Kindergottesdienst - Kreativteil - Mittagessen

Unser Thema:

Diesen KiKiMo werden wir generationenübergreifend
mit Mitgliedern des Frauen- und Seniorenkreises feiern.

Treffpunkt: 9.30 Uhr in der St. Wendelinus-Kapelle zum Kindergottesdienst
Abholung: 12.00 Uhr auf dem gegenüberliegenden Hesse-Hof, St.-Wendelin-Str. 23
(ca. 70 m hinter der Kapelle rechts abbiegen).

Bitte zur Hause frühstücken, es gibt erst ca. 11.30 Uhr etwas zu essen.
Bitte unempfindliche Kleidung anziehen!

Eingeladen sind alle Kinder ab 4 Jahren, unabhängig von ihrer Konfession.


Kunterbunter KiKiMo im Februar

Am 10. Februar startete der Kinderkirchenmorgen (KiKiMo) nach der Ferienpause wieder voll durch. Der KiKiMo fiel auf den Fastnachtssamstag, deshalb waren alle Kinder und Teamer eingeladen, verkleidet zu kommen, und sie wurden im Gemeindesaal mit Kinder-Fastnachtsliedern begrüßt. Das war ein tolles, buntes Bild! Und auch das herzhaft-süße Frühstücksbüffet war dieses Mal kunterbunt: Da gab es Schokomuffins neben Mini-Würstchen, Zitronenkuchen neben Hackbällchen, Quarkbällchen neben Rohkost und Fruchtzwergen. Gegen den Durst lockten bunte Saftcocktails, knallgrüne Waldmeisterlimo und Wasser. Mmmh, lecker…

Nach dieser Stärkung ging es mit einer Polonaise in die Kirche. Im Kindergottesdienst trugen vier Konfirmandinnen, die dieses Mal beim KiKiMo halfen, den Bibeltext „Ein jegliches hat seine Zeit“ aus Prediger 3 vor. Die Kinder erfuhren hier, dass alle (gegensätzlichen) Dinge ihre Zeit haben, so zum Beispiel feiern - wie an Fastnacht - und Fasten und Nachdenken - wie in der anschließenden Fastenzeit. Hier mischte sich die KiKiMo-Handpuppe Oskar ein. Oskar wunderte sich über die seltsam gekleideten Kinder und dass in Bürstadt die Straßen für einen Umzug gesperrt sind. Nachdem die Kinder ihn über die Fastnachtsbräuche aufgeklärt hatten, diskutierte Oskar mit Pfarrerin Kluge darüber, was es denn mit der Fastenzeit auf sich habe und wozu die überhaupt gut sein soll. Was kann man denn überhaupt in diesen 40 Tagen fasten? Mit Hilfe der Kinder fand sich da so Einiges: Fernsehen, Handy, Süßigkeiten, Knabbersachen, Streiten… Im Anschluss wurde mit dem Lied „Sanna, sannanina“ fröhlich durch die Kirche getanzt, bevor es zu den Fürbitten wieder ernst wurde. Ein Kindergottesdienst mit ganz unterschiedlichen Facetten -ein jegliches hat eben seine Zeit…

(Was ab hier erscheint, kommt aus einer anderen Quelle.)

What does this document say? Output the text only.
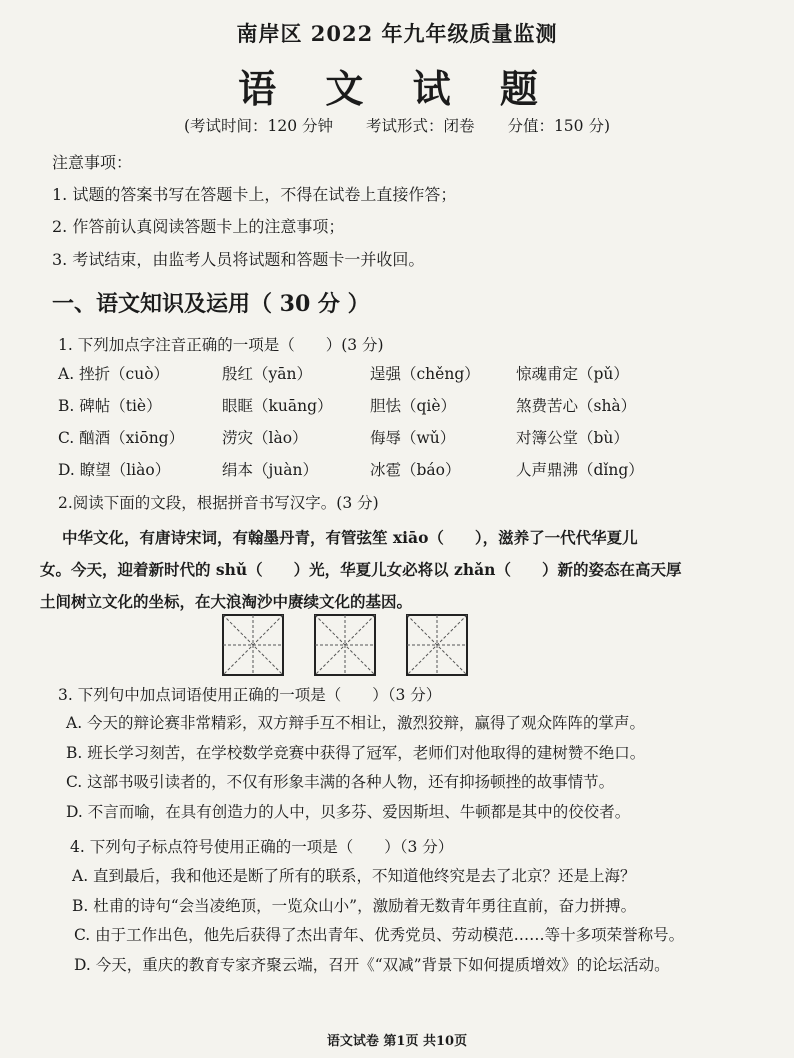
南岸区 2022 年九年级质量监测
语 文 试 题
(考试时间：120 分钟 考试形式：闭卷 分值：150 分)
注意事项：
1. 试题的答案书写在答题卡上，不得在试卷上直接作答；
2. 作答前认真阅读答题卡上的注意事项；
3. 考试结束，由监考人员将试题和答题卡一并收回。
一、语文知识及运用（ 30 分 ）
1. 下列加点字注音正确的一项是（　　）(3 分)
A. 挫折（cuò）	殷红（yān）	逞强（chěng） 惊魂甫定（pǔ）
B. 碑帖（tiè）	眼眶（kuāng） 胆怯（qiè）	煞费苦心（shà）
C. 酗酒（xiōng） 涝灾（lào）	侮辱（wǔ）	对簿公堂（bù）
D. 瞭望（liào）	绢本（juàn）	冰雹（báo）	人声鼎沸（dǐng）
2.阅读下面的文段，根据拼音书写汉字。(3 分)
中华文化，有唐诗宋词，有翰墨丹青，有管弦笙 xiāo（　　），滋养了一代代华夏儿
女。今天，迎着新时代的 shǔ（　　）光，华夏儿女必将以 zhǎn（　　）新的姿态在高天厚
土间树立文化的坐标，在大浪淘沙中赓续文化的基因。
3. 下列句中加点词语使用正确的一项是（　　）（3 分）
A. 今天的辩论赛非常精彩，双方辩手互不相让，激烈狡辩，赢得了观众阵阵的掌声。
B. 班长学习刻苦，在学校数学竞赛中获得了冠军，老师们对他取得的建树赞不绝口。
C. 这部书吸引读者的，不仅有形象丰满的各种人物，还有抑扬顿挫的故事情节。
D. 不言而喻，在具有创造力的人中，贝多芬、爱因斯坦、牛顿都是其中的佼佼者。
4. 下列句子标点符号使用正确的一项是（　　）（3 分）
A. 直到最后，我和他还是断了所有的联系，不知道他终究是去了北京？还是上海？
B. 杜甫的诗句“会当凌绝顶，一览众山小”，激励着无数青年勇往直前，奋力拼搏。
C. 由于工作出色，他先后获得了杰出青年、优秀党员、劳动模范……等十多项荣誉称号。
D. 今天，重庆的教育专家齐聚云端，召开《“双减”背景下如何提质增效》的论坛活动。
语文试卷 第1页 共10页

Im abschließenden Kreativteil durften die Kinder lustige, große Clownsköpfe mit Luftballonnasen als fastnachtliche Dekoration für daheim basteln. 


Ein schwerer Weg - und dann kommt Ostern!

Am 1. April trafen sich über 30 Kinder zum monatlichen Kinderkirchenmorgen in der evangelischen Kirche in Bürstadt. Thema war dieses Mal „Ein schwerer Weg - und dann kommt Ostern!“. Nach einem leckeren Frühstück mit verschiedenen Schnittchen und Tees ging es in die Kirche, wo der Kindergottesdienst dieses Mal etwas anders ablaufen sollte als gewohnt. Nachdem die Kinder, die zum ersten Mal da waren, die Glocken geläutet hatten, gab es nur eine ganz kurze Einleitungsliturgie, denn im Mittelpunkt sollte ein Kinder-Kreuzweg stehen, den die Kinder mitgestalten durften.

Die Kirchenbänke standen an diesem Morgen im Sechseck statt in Reihen, und in der Mitte schlängelte sich ein langes braunes Tuch durch den Raum, an dessen Anfang eine große Kerze und am Ende ein mit schwarzem Samt verhülltes Gebilde standen. Sogleich wurden die Kinder aufgeklärt, dass es sich um Jesu Weg in seinen letzten Tagen handelte, der mit Symbolen zu zehn Stationen der Passions- und Ostergeschichte gestaltet werden sollte.

Von Pfarrerin Kluge und den Mitgliedern des KiKiMo-Teams wurden Teile der Geschichte erzählt, kurze Gebete gesprochen und Strophen des Liedes „Holz auf Jesu Schulter“ zusammen mit den Kindern gesungen. Bei jeder Station wurden die Kinder eingeladen, mit den zur Verfügung gestellten Materialien Stück für Stück den Weg zu dekorieren. So war die große Kerze ein Zeichen für Jesus, dessen Lebenslicht mal leuchtete und zeitweise auch aus war. Das schwarz umhüllte Gebilde entpuppte sich als das Kreuz. Symbole wie Glastropfen für Jesu Tränen im Garten Gethsemane, schwere Steine für den schweren Weg, eine Blume für Jesu Mutter, weißes Tuch und Würfel für Jesu Gewand, das die Römer untereinander durch Würfeln untereinander verlosten und Einiges mehr durften die Kinder auf den Weg legen.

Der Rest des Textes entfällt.